The Synagogue and the Jewish Museum
The synagogue of Siena, located a few steps from Piazza del Campo, is located in the heart of the ancient Jewish Ghetto of Siena, where the Sienese Jews remained confined until 1859. In 1571 the Grand Duke of Tuscany, Cosimo I de Medici, extended the restrictive measures already adopted in Florence also to the Sienese state, where Jews had been present since the 12th century. Despite the limitations and heavy restrictions, the Sienese Jewish Community developed, reaching over 400 members and its commitment significantly contributed to the economic and cultural growth of the city.
In 1786, with a solemn musical ceremony, the splendid Synagogue of Siena was inaugurated, which still represents the center of worship of the local Jewish community and one of the few examples of architecture between Rococo and Neoclassicism in Tuscany. The simple external facade and, in contrast, the elegant richly decorated interior are examples of the synagogues built in the ghetto age, before the emancipation of Italian Jews, which took place with the unification of Italy in 1861.
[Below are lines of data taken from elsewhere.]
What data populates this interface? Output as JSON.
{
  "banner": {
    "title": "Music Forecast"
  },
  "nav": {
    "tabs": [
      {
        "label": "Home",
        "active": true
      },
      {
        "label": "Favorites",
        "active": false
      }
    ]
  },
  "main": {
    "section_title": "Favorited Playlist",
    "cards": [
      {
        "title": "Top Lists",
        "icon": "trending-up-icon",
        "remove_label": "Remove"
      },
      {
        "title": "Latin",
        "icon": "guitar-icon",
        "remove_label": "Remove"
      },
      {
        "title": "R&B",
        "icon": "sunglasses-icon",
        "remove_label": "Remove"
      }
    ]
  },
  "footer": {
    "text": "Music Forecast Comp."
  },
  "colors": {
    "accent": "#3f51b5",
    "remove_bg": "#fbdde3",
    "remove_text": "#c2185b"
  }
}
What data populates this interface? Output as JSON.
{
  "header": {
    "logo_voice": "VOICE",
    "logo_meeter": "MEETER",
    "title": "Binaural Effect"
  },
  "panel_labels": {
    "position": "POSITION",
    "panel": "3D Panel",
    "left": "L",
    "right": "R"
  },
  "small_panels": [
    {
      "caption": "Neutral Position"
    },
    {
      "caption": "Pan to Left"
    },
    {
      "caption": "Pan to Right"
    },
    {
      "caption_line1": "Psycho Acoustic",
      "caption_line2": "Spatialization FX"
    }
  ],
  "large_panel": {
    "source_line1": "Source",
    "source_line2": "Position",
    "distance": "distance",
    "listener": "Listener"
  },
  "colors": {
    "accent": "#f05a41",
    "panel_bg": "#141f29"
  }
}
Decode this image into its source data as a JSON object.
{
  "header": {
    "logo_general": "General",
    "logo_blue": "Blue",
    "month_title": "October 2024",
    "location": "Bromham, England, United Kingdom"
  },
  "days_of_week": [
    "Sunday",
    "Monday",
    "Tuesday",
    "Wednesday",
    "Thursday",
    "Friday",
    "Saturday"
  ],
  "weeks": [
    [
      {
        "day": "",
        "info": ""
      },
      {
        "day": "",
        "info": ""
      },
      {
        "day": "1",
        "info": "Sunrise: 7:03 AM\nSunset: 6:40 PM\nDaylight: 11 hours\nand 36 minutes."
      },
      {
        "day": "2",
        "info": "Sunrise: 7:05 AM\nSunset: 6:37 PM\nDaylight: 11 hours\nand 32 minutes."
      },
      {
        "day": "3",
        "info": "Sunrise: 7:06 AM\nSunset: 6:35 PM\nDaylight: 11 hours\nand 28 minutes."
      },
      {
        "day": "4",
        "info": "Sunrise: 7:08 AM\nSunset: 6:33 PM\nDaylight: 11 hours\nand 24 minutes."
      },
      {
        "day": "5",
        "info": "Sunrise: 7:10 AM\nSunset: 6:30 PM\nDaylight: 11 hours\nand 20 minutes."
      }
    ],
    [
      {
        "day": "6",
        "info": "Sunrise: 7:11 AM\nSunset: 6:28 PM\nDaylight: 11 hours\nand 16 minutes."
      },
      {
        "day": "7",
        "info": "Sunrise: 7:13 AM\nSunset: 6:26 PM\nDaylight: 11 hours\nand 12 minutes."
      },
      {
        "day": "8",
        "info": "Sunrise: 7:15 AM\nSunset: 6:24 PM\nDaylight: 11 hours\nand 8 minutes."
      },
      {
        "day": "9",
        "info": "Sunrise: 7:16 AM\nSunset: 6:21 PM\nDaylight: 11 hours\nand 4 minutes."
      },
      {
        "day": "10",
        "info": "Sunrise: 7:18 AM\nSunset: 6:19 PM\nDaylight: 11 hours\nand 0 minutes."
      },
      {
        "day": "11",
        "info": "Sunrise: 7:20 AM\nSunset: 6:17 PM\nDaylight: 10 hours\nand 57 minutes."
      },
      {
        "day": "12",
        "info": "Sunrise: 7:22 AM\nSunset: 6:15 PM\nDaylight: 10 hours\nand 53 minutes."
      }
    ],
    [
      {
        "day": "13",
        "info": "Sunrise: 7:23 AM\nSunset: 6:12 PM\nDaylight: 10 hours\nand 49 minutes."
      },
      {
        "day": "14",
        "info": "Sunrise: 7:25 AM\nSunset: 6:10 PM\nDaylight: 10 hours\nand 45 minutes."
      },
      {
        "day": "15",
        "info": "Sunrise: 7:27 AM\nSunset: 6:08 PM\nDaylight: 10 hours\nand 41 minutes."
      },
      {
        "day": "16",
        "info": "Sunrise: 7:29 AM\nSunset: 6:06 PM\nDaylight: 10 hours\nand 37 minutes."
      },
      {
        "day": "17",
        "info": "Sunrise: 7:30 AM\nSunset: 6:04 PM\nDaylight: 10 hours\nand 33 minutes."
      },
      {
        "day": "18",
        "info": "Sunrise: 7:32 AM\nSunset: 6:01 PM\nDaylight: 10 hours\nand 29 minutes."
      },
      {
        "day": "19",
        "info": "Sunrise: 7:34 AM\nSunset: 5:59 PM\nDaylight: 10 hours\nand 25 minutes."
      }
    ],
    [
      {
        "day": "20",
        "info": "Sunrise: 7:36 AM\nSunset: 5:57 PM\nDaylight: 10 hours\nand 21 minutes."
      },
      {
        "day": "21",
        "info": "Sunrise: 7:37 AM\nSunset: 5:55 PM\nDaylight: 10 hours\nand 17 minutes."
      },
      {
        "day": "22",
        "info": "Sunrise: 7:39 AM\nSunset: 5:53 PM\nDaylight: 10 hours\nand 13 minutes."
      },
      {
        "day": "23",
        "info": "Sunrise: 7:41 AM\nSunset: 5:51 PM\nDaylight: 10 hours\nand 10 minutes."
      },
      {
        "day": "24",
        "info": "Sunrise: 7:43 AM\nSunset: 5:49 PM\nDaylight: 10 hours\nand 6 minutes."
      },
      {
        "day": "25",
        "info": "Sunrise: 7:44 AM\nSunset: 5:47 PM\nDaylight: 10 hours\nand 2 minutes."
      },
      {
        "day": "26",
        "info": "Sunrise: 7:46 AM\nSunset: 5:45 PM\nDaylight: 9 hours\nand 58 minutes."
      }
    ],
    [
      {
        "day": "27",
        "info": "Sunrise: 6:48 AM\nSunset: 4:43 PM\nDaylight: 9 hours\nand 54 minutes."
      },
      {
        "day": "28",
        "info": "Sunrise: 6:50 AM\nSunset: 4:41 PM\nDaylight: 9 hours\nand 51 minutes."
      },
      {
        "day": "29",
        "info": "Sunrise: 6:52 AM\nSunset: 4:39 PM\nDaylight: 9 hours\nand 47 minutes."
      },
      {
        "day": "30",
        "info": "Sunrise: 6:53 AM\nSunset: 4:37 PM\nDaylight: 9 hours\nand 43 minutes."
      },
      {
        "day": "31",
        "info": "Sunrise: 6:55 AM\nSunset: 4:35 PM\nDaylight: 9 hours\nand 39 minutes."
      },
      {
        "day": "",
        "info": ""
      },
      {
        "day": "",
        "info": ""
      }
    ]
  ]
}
The room, slightly rectangular in shape, houses the rows of benches on the sides, while in the center is the podium (tevà) enriched by nine eighteenth-century nine-branched candelabra. In the center of the ceiling the tables of the Law in white stucco and painted in blue have been inserted. The synagogue, still used today for religious services by the local Jewish community, houses ancient Torah scrolls, silver and ritual vestments of great value, displayed in the room adjacent to the prayer room.
The ancient women's women's gallery, arranged on two floors, overlooks the synagogue protected by wooden grates pierced with floral motifs: a cozy place full of suggestions, it is no longer used for ritual use, but integrates the visit to the Synagogue and houses a path of texts, images, prayer books and objects that trace the most significant aspects of the long Jewish presence in Siena.